Histoire n°105 : L’iguane qui allait quelque part…
Par un beau matin froid, nous nous baladions en ville entre amis quand nous fûmes soudain dépassés par un iguane, manifestement pressé. Sa course était rapide et si proche de nous qu’il nous bouscula presque — nous donnant le loisir de l’observer de près. Vert intense, sa peau luisante et écailleuse offrait un contraste saisissant avec la blancheur du ciel glacé vers lequel il s’enfuyait. Et, son fanon, un drôle de surplus de peau qu’il arborait sous la gorge, battait au vent comme un drapeau au rythme affolé de sa marche.

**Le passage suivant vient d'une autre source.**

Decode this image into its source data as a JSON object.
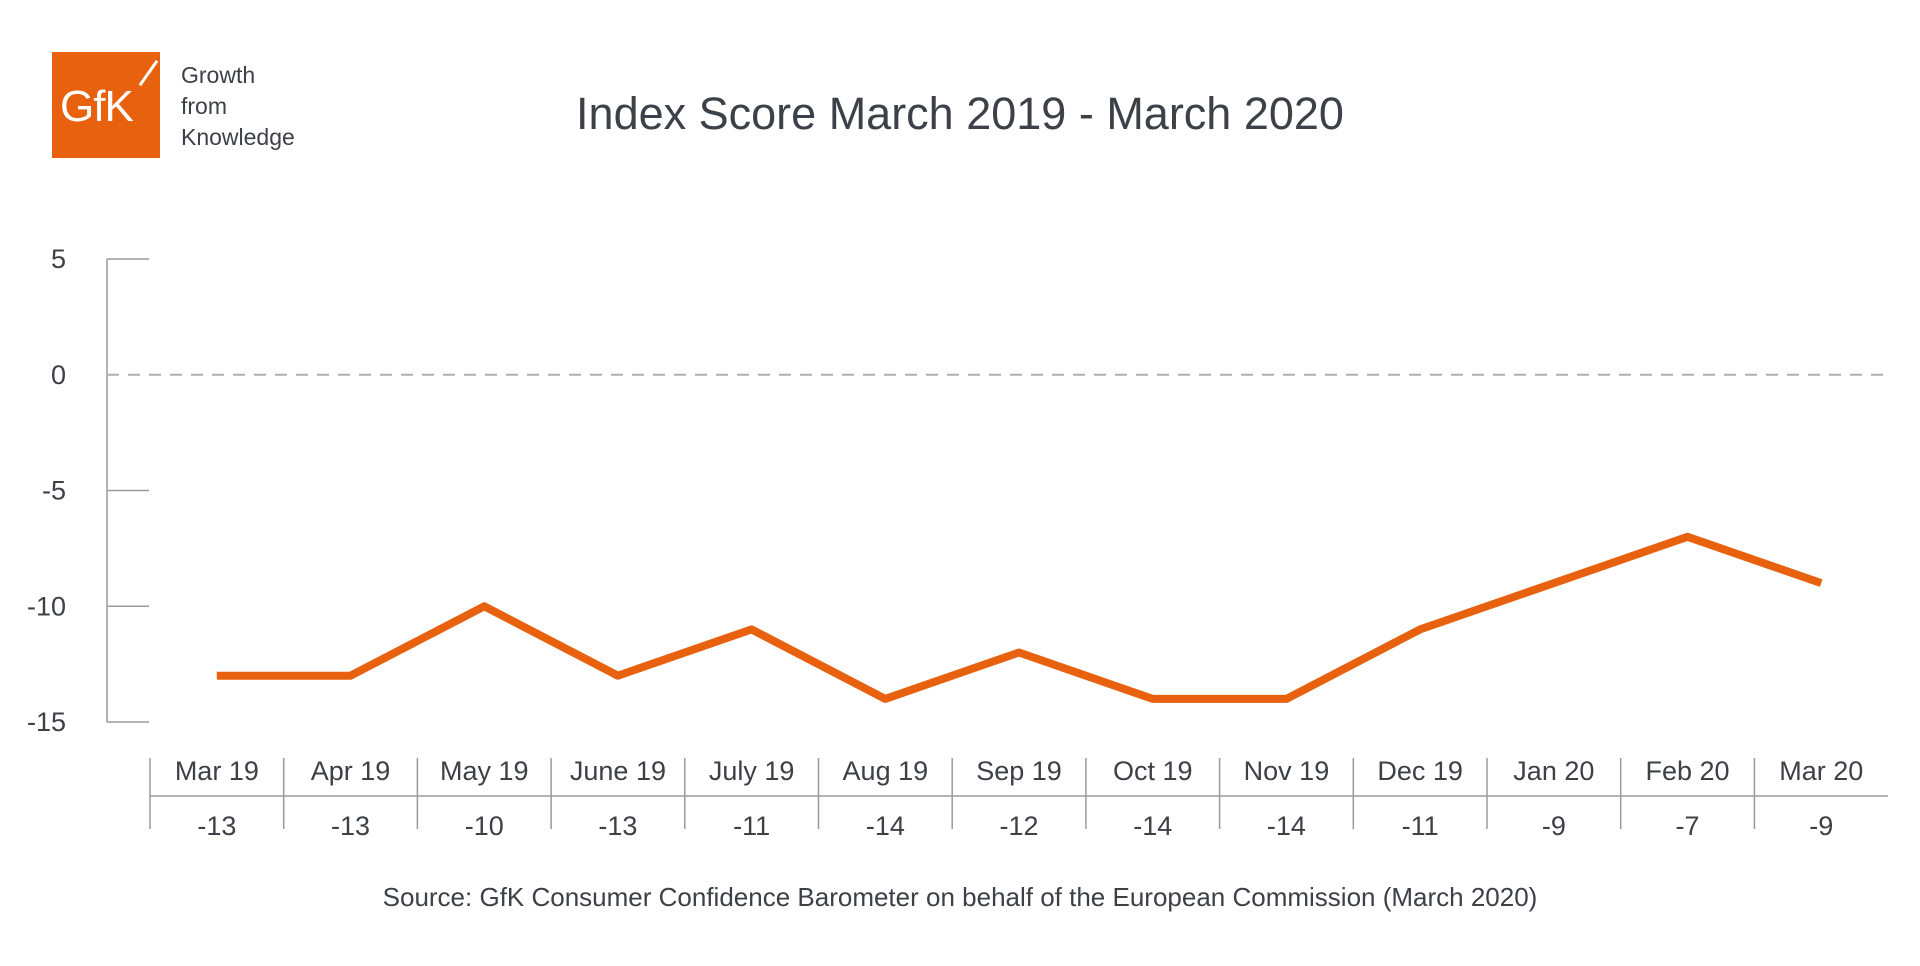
{
  "brand": {
    "logo_text": "GfK",
    "tagline": [
      "Growth",
      "from",
      "Knowledge"
    ],
    "color": "#e8610e"
  },
  "chart_data": {
    "type": "line",
    "title": "Index Score March 2019 - March 2020",
    "source": "Source: GfK Consumer Confidence Barometer on behalf of the European Commission (March 2020)",
    "categories": [
      "Mar 19",
      "Apr 19",
      "May 19",
      "June 19",
      "July 19",
      "Aug 19",
      "Sep 19",
      "Oct 19",
      "Nov 19",
      "Dec 19",
      "Jan 20",
      "Feb 20",
      "Mar 20"
    ],
    "series": [
      {
        "values": [
          -13,
          -13,
          -10,
          -13,
          -11,
          -14,
          -12,
          -14,
          -14,
          -11,
          -9,
          -7,
          -9
        ],
        "color": "#e8610e"
      }
    ],
    "table_labels": [
      "-13",
      "-13",
      "-10",
      "-13",
      "-11",
      "-14",
      "-12",
      "-14",
      "-14",
      "-11",
      "-9",
      "-7",
      "-9"
    ],
    "y_ticks": [
      5,
      0,
      -5,
      -10,
      -15
    ],
    "y_tick_labels": [
      "5",
      "0",
      "-5",
      "-10",
      "-15"
    ],
    "ylim": [
      -15,
      5
    ],
    "zero_line": "dashed",
    "xlabel": "",
    "ylabel": "",
    "legend": "none"
  }
}
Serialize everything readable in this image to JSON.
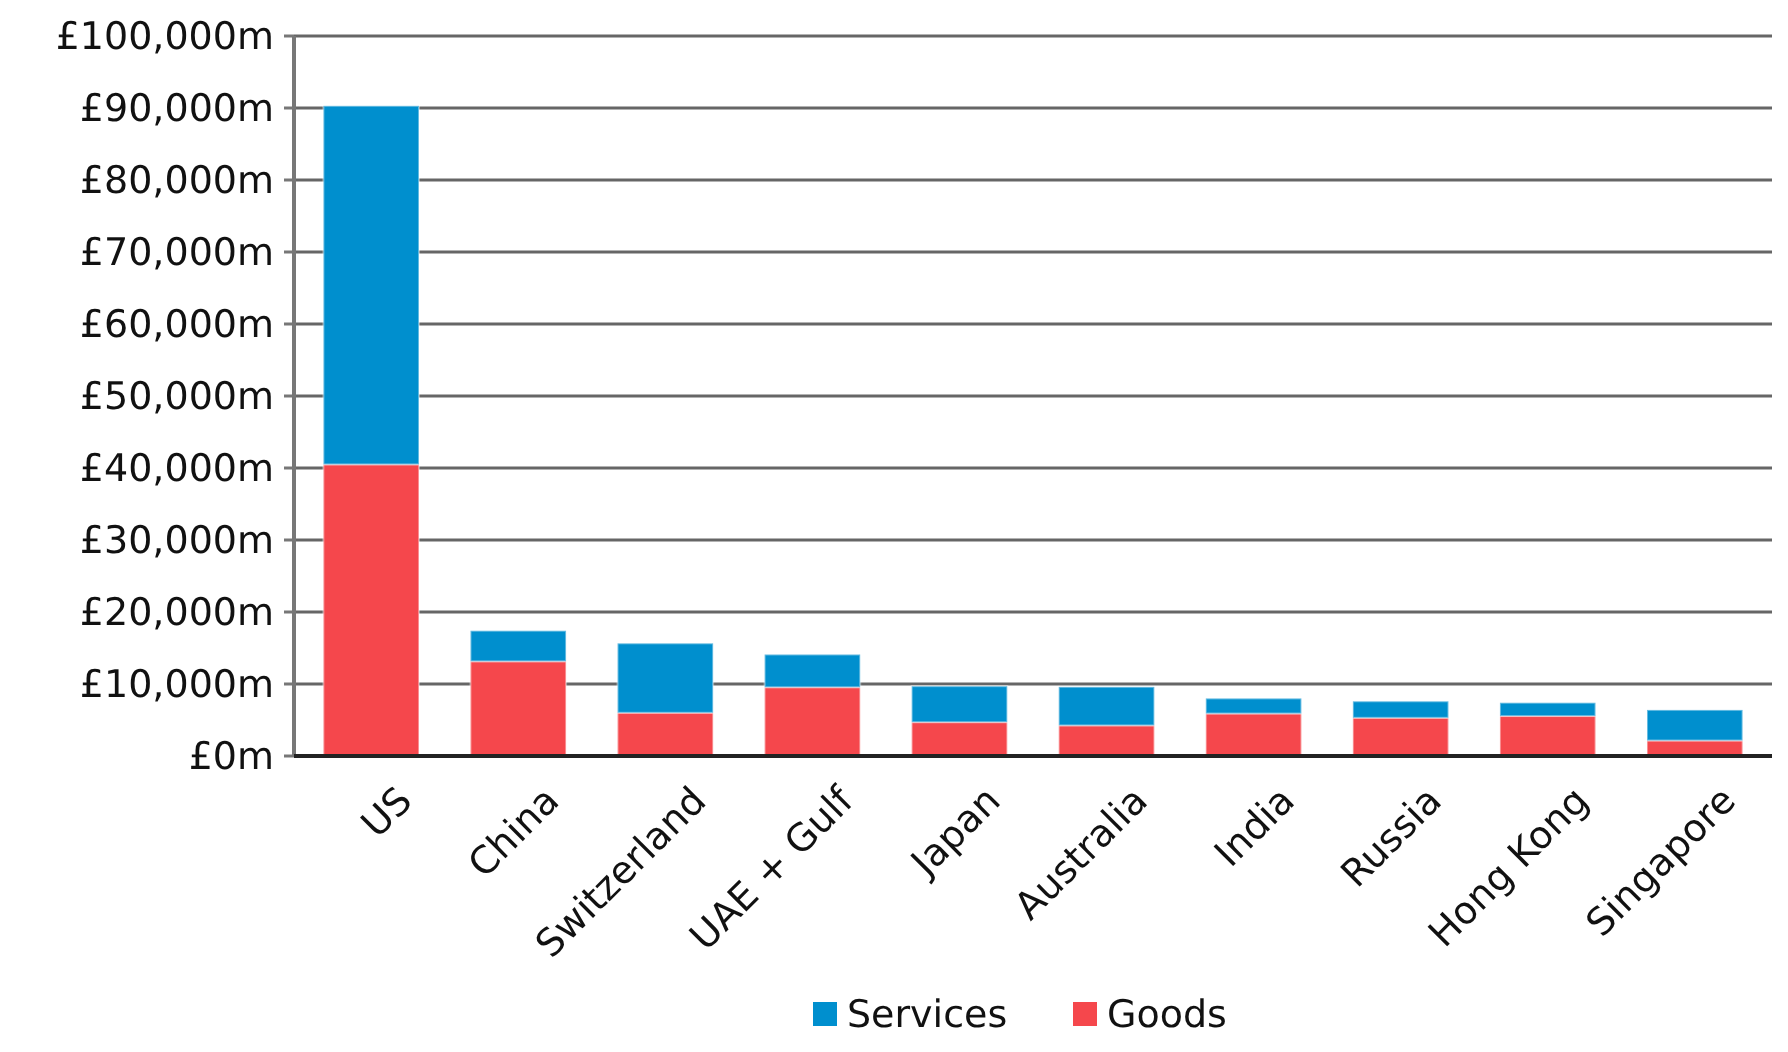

Je ne pus m’empêcher de commenter :
— Mais où peut bien courir ainsi un iguane par un matin d’hiver ?
Tout de suite, à la mine qu’afficha mon ami, j’eus voulu ravaler mes propos. Mais il était trop tard… Il parut presque s’étouffer un instant de colère avant de s’exclamer :
— Mais voyons, te voilà bien présomptueux, mon cher ! Il y a plein d’endroits où peut se rendre un iguane à cette heure-ci ! Il peut, je ne sais pas moi, aller se faire brosser les épines ou bien voir un film ! Ou encore, peut-être est-il en retard un rendez-vous ! Médical ou même… amoureux, qui peut savoir ?
Je réfléchis, un instant, et révisai en moi-même mon jugement hâtif. J’acquiesçai alors penaud avant de promettre pour le salut de notre amitié, de toujours tuer dans l’œuf, à l’avenir, ces vaniteuses remarques.